27 de setembro de 2021
Magna’s fall update to its U.S. advertising forecast demonstrates how the ad market has recovered from the worst effects of the coronavirus pandemic, with some verticals especially affected by the health crisis — including restaurants and automotive — seeing high growth. Overall, the rebound was stronger than expected during the first half, per Magna. However, the surging ad spend is not just the result of the recovery from COVID-induced lockdowns and the ensuing recession, per Vincent Letang, Magna’s executive vice president for global market intelligence.
“[The growth] was caused by a unique combination of national brands reconnecting with consumers and competing for a limited amount of traditional media inventory, while the lasting changes of COVID on lifestyles and marketing methods continue to fuel huge digital advertising spending from both big brands and small businesses,” Letang said in a statement.
Both large consumer brands and small businesses — some moving to digital marketing for the first time — contributed to the acceleration of digital advertising. Pure-play digital ad revenues jumped almost 50% to $81.5 billion in the first half, buoyed by 60% year-over-year growth in Q2 after seeing Q1 growth of 38%. This accelerating shift could benefit agencies that have invested in digital and data-driven functions, whether they are agency holding groups that have ramped up M&A or challengers like S4 Capital, as clients seek to reach the 66% of consumers who prefer to engage brands digitally.

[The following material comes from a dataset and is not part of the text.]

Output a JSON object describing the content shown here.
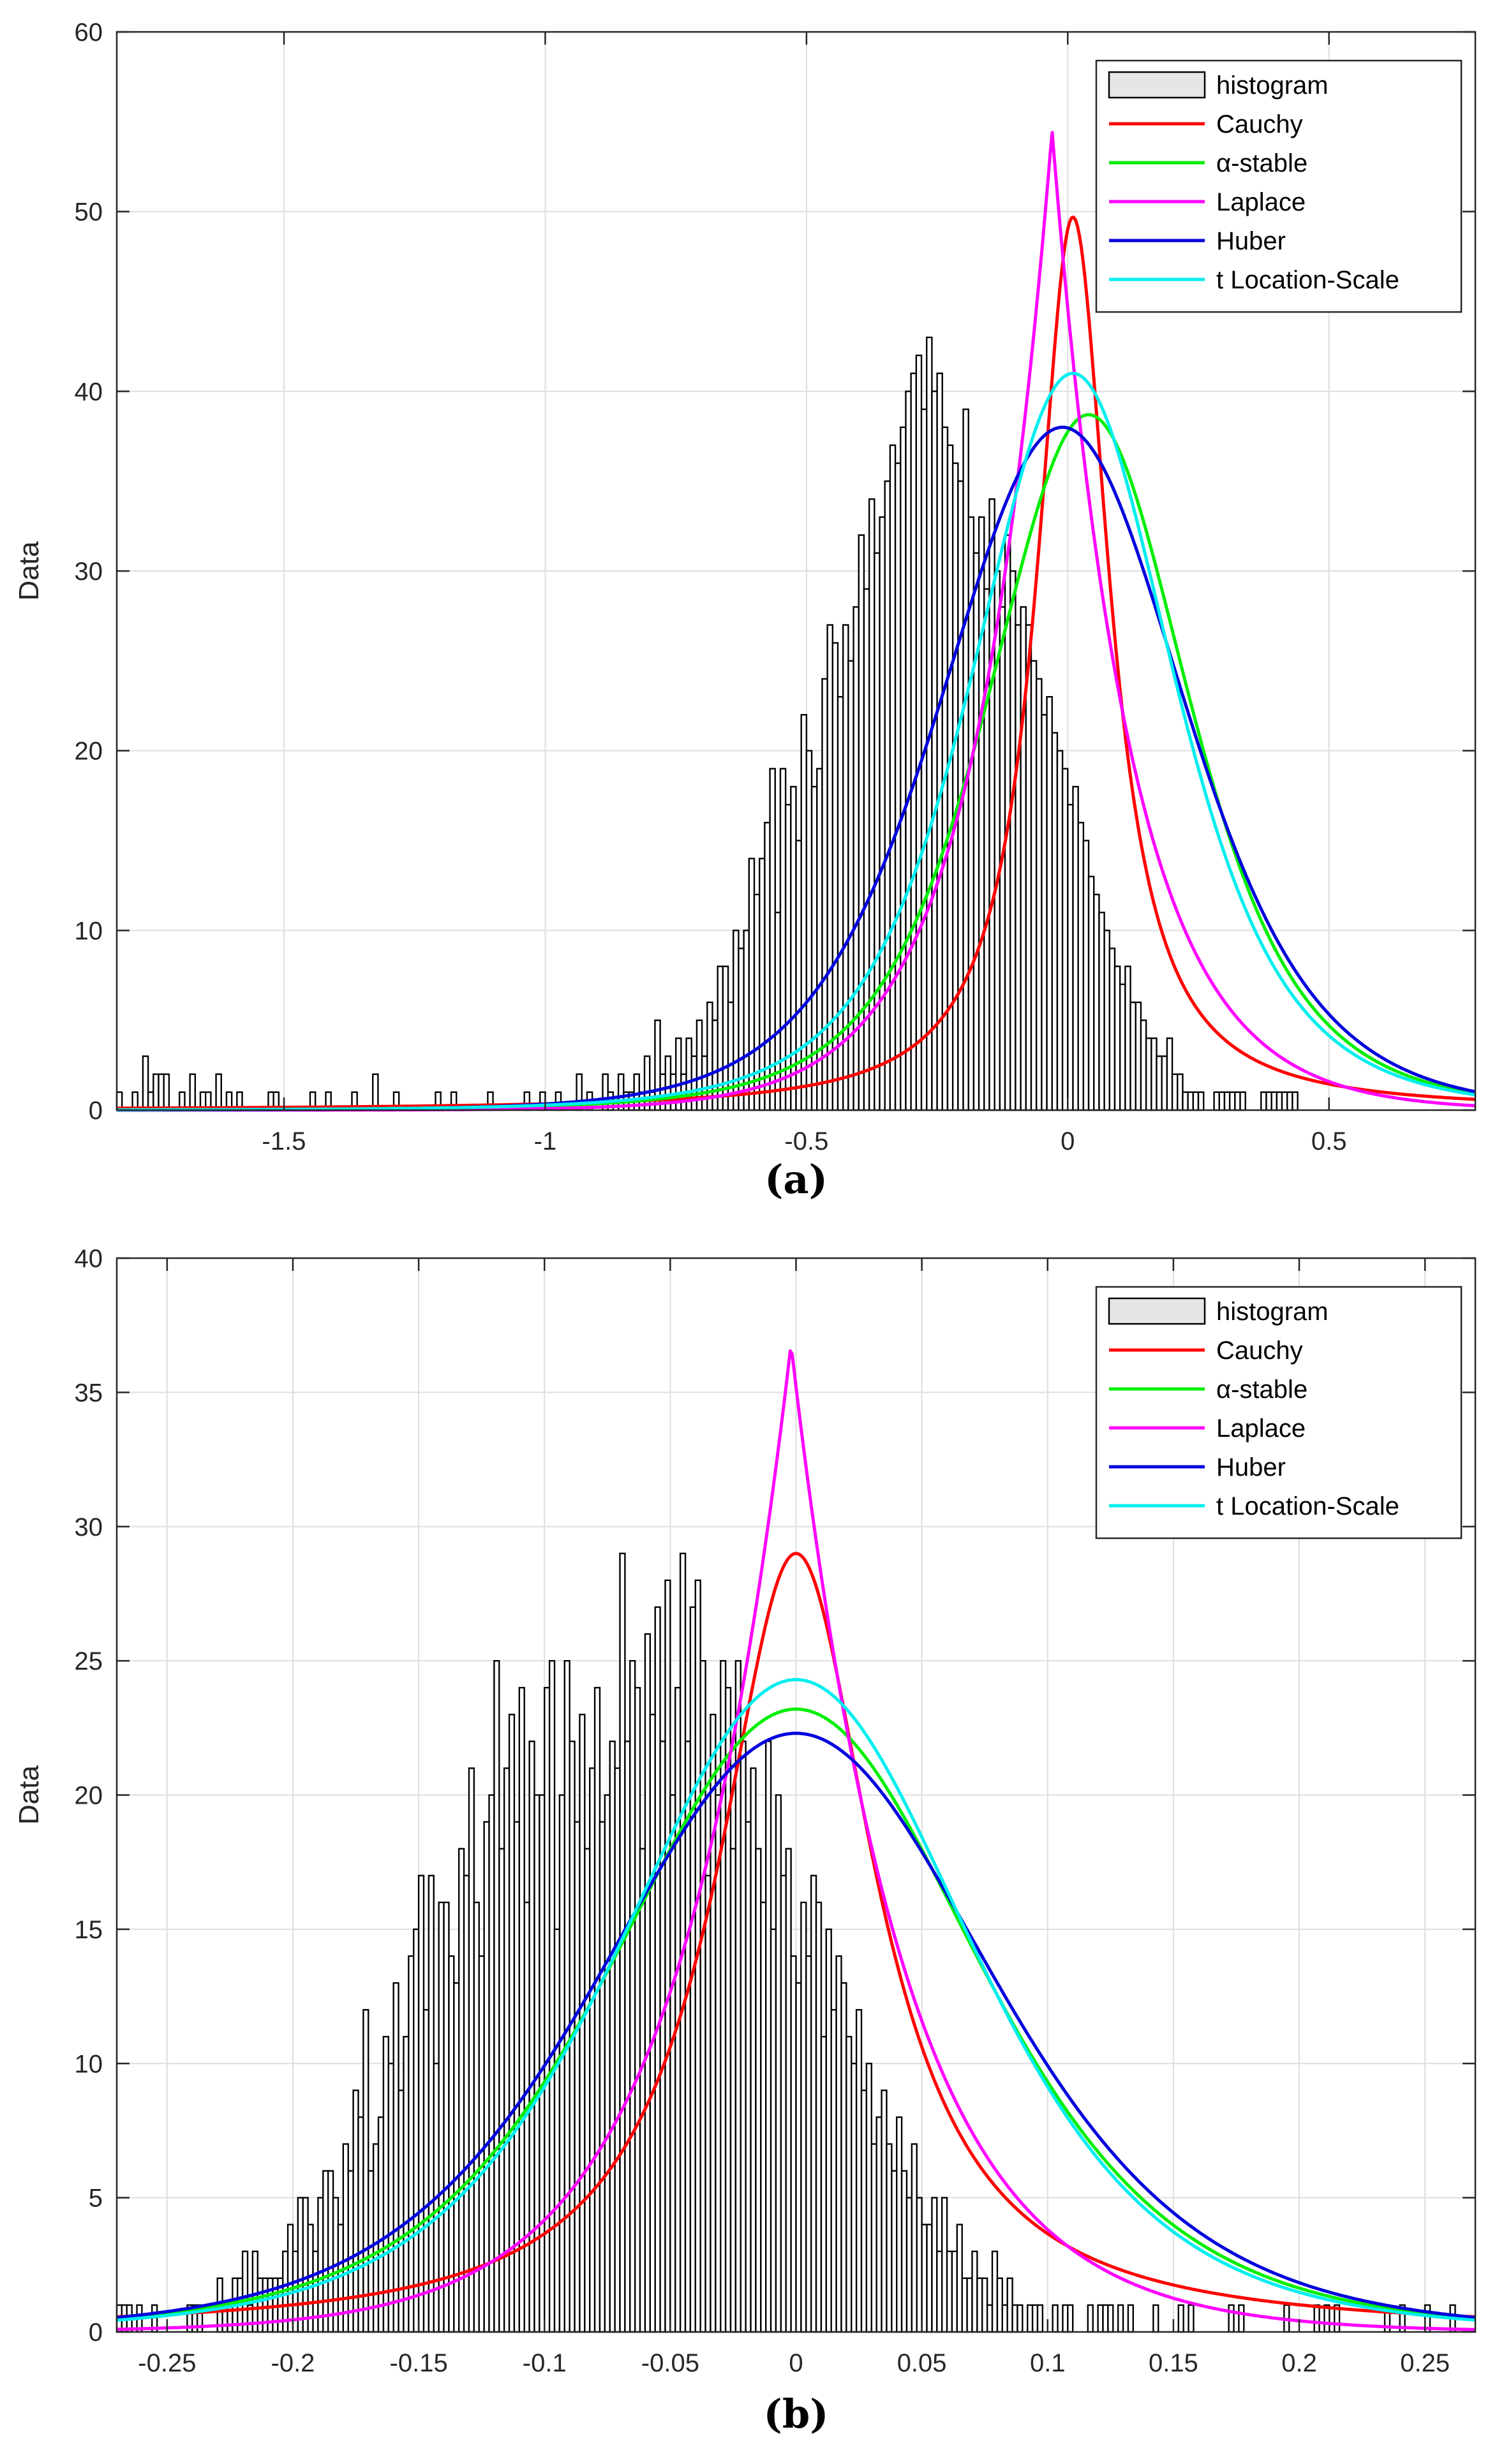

Looking forward to 2022, Magna forecasts — perhaps optimistically — a year that will be entirely free of COVID restrictions and supply or capacity issues. With that economic growth and level of consumption, along with winter Olympics spend ($700 million) and political spending around the mid-term elections (nearly $6 billion), Magna expects media owners’ ad revenues to notch up 12% to $310 billion.